# A traditional Christmas dish...



## bouland (May 18, 2001)

For those looking for doing a tradional Christmas-eve meal, at least if you live in some parts of France, consider a plate of _boudin noir,_ or blood sausage. *My article* this month details various facts about this sausage, describes how to make it at home, and presents a few recipes for its use.


----------



## a scottish chef (Dec 17, 2002)

It's a very popular dish here in Scotland, along with it's red pudding and white pudding variants.

It's most commonly found formed into a sausage,dipped in batter and deep fried.
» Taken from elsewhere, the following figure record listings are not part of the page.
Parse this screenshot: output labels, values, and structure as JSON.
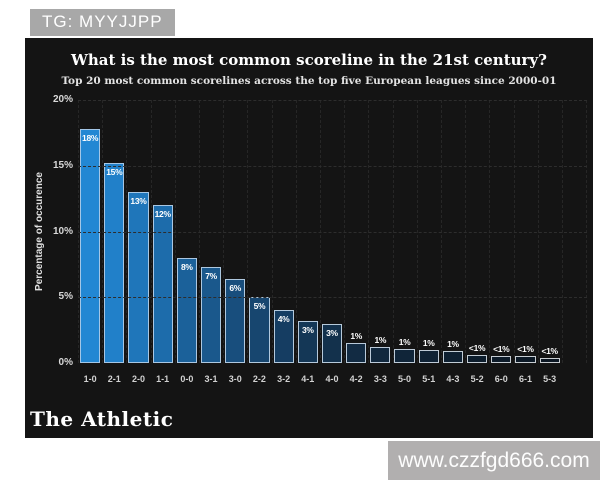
{
  "badge": {
    "text": "TG: MYYJJPP"
  },
  "watermark": {
    "text": "www.czzfgd666.com"
  },
  "footer": {
    "brand": "The Athletic"
  },
  "chart_data": {
    "type": "bar",
    "title": "What is the most common scoreline in the 21st century?",
    "subtitle": "Top 20 most common scorelines across the top five European leagues since 2000-01",
    "xlabel": "",
    "ylabel": "Percentage of occurence",
    "ylim": [
      0,
      20
    ],
    "grid": "dashed",
    "legend": "none",
    "background": "#141414",
    "y_ticks": [
      {
        "label": "20%",
        "value": 20
      },
      {
        "label": "15%",
        "value": 15
      },
      {
        "label": "10%",
        "value": 10
      },
      {
        "label": "5%",
        "value": 5
      },
      {
        "label": "0%",
        "value": 0
      }
    ],
    "categories": [
      "1-0",
      "2-1",
      "2-0",
      "1-1",
      "0-0",
      "3-1",
      "3-0",
      "2-2",
      "3-2",
      "4-1",
      "4-0",
      "4-2",
      "3-3",
      "5-0",
      "5-1",
      "4-3",
      "5-2",
      "6-0",
      "6-1",
      "5-3"
    ],
    "values": [
      17.8,
      15.2,
      13,
      12,
      8,
      7.3,
      6.4,
      5,
      4,
      3.2,
      3,
      1.5,
      1.2,
      1.1,
      1.0,
      0.9,
      0.6,
      0.55,
      0.5,
      0.4
    ],
    "bar_labels": [
      "18%",
      "15%",
      "13%",
      "12%",
      "8%",
      "7%",
      "6%",
      "5%",
      "4%",
      "3%",
      "3%",
      "1%",
      "1%",
      "1%",
      "1%",
      "1%",
      "<1%",
      "<1%",
      "<1%",
      "<1%"
    ],
    "bar_colors": [
      "#2287d3",
      "#2180c9",
      "#1f76ba",
      "#1d6cab",
      "#1b619a",
      "#1a588c",
      "#184e7d",
      "#17466f",
      "#153d62",
      "#143756",
      "#13314c",
      "#122b43",
      "#11283e",
      "#102539",
      "#0f2235",
      "#0e2031",
      "#0d1d2c",
      "#0d1b29",
      "#0c1926",
      "#0c1723"
    ],
    "bar_border_start": "#a3c6e6",
    "bar_border_end": "#c9cdd1",
    "label_color": "#ffffff",
    "grid_color": "#2d2d2d"
  }
}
Whilst this can be good, I much prefer slices from a whole pudding grilled and served with apple wedges sauteed in clarified butter with a little paprika, nutmeg and crushed black pepper along with new potatoes.
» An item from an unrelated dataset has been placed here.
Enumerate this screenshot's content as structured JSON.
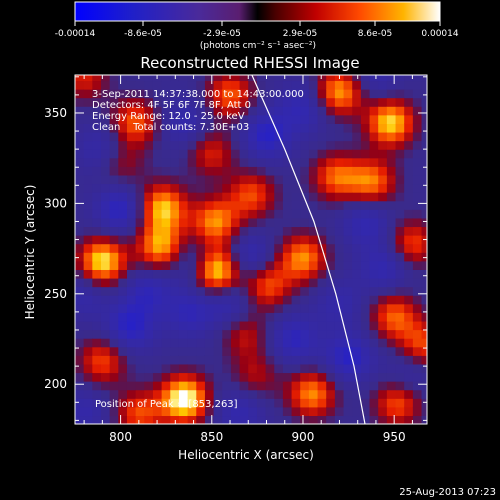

Incidentally, a good quality whole black pudding from McKellar's, wieghing about 2Kg, costs around £1.80 here. That's about $2.50?
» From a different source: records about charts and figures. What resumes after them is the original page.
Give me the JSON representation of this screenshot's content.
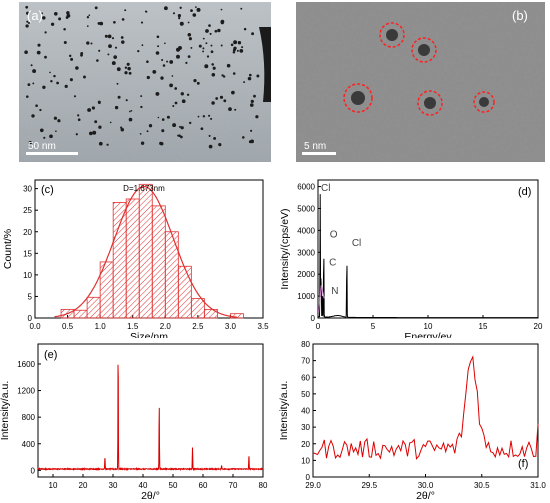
{
  "panels": {
    "a": {
      "label": "(a)",
      "scalebar": "50 nm"
    },
    "b": {
      "label": "(b)",
      "scalebar": "5 nm"
    }
  },
  "chart_data": [
    {
      "id": "c",
      "panel_label": "(c)",
      "type": "bar",
      "annotation": "D=1.673nm",
      "xlabel": "Size/nm",
      "ylabel": "Count/%",
      "xlim": [
        0.0,
        3.5
      ],
      "ylim": [
        0,
        32
      ],
      "xticks": [
        "0.0",
        "0.5",
        "1.0",
        "1.5",
        "2.0",
        "2.5",
        "3.0",
        "3.5"
      ],
      "yticks": [
        "0",
        "5",
        "10",
        "15",
        "20",
        "25",
        "30"
      ],
      "bin_width": 0.2,
      "bins": [
        {
          "x": 0.5,
          "value": 2.0
        },
        {
          "x": 0.7,
          "value": 1.8
        },
        {
          "x": 0.9,
          "value": 4.8
        },
        {
          "x": 1.1,
          "value": 13.0
        },
        {
          "x": 1.3,
          "value": 26.8
        },
        {
          "x": 1.5,
          "value": 27.6
        },
        {
          "x": 1.7,
          "value": 31.0
        },
        {
          "x": 1.9,
          "value": 26.0
        },
        {
          "x": 2.1,
          "value": 20.0
        },
        {
          "x": 2.3,
          "value": 12.0
        },
        {
          "x": 2.5,
          "value": 4.5
        },
        {
          "x": 2.7,
          "value": 2.0
        },
        {
          "x": 3.1,
          "value": 1.0
        }
      ],
      "fit": {
        "mean": 1.673,
        "sigma": 0.45,
        "peak": 30.5
      },
      "colors": {
        "bars": "#e03030",
        "fit": "#e03030"
      }
    },
    {
      "id": "d",
      "panel_label": "(d)",
      "type": "line",
      "xlabel": "Energy/ev",
      "ylabel": "Intensity/(cps/eV)",
      "xlim": [
        0,
        20
      ],
      "ylim": [
        0,
        6300
      ],
      "xticks": [
        "0",
        "5",
        "10",
        "15",
        "20"
      ],
      "yticks": [
        "0",
        "1000",
        "2000",
        "3000",
        "4000",
        "5000",
        "6000"
      ],
      "peaks": [
        {
          "label": "Cl",
          "x": 0.2,
          "y": 5600
        },
        {
          "label": "O",
          "x": 0.52,
          "y": 3500
        },
        {
          "label": "C",
          "x": 0.28,
          "y": 2300
        },
        {
          "label": "N",
          "x": 0.39,
          "y": 1100
        },
        {
          "label": "Cl",
          "x": 2.62,
          "y": 3100
        }
      ],
      "colors": {
        "line": "#000000",
        "highlight": "#d080d0"
      }
    },
    {
      "id": "e",
      "panel_label": "(e)",
      "type": "line",
      "xlabel": "2θ/°",
      "ylabel": "Intensity/a.u.",
      "xlim": [
        5,
        80
      ],
      "ylim": [
        -100,
        1900
      ],
      "xticks": [
        "10",
        "20",
        "30",
        "40",
        "50",
        "60",
        "70",
        "80"
      ],
      "yticks": [
        "0",
        "400",
        "800",
        "1200",
        "1600"
      ],
      "peaks": [
        {
          "x": 27.3,
          "y": 210
        },
        {
          "x": 31.7,
          "y": 1780
        },
        {
          "x": 45.4,
          "y": 970
        },
        {
          "x": 56.5,
          "y": 340
        },
        {
          "x": 66.2,
          "y": 80
        },
        {
          "x": 75.3,
          "y": 230
        }
      ],
      "colors": {
        "line": "#dd0000"
      }
    },
    {
      "id": "f",
      "panel_label": "(f)",
      "type": "line",
      "xlabel": "2θ/°",
      "ylabel": "Intensity/a.u.",
      "xlim": [
        29.0,
        31.0
      ],
      "ylim": [
        0,
        80
      ],
      "xticks": [
        "29.0",
        "29.5",
        "30.0",
        "30.5",
        "31.0"
      ],
      "yticks": [
        "0",
        "10",
        "20",
        "30",
        "40",
        "50",
        "60",
        "70",
        "80"
      ],
      "peak": {
        "x": 30.41,
        "y": 72
      },
      "baseline": 17,
      "colors": {
        "line": "#dd0000"
      }
    }
  ]
}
P.S. I really like your site! A mine of useful information so thanks for that :chef:


----------



## bumblecook (Feb 5, 2001)

I could kill for a plate of boudin noir. Just thinking about this makes me homesick :-(


----------



## bouland (May 18, 2001)

Make your own. It's easy.


----------



## plum (Mar 17, 2001)

Boudin noir was one of my favourites when I lived in France. They had it cut into small rounds and served it with wedges of apple which were fried until they were caramelised. Maybe that's when I started to become really interested in food... 

I had it last week at Raymond Blanc's brasserie 'Petit Blanc' in Oxford (UK) and they were fantastic, served on celeriac puree with diced, caramelised apple (or celeriac?).


----------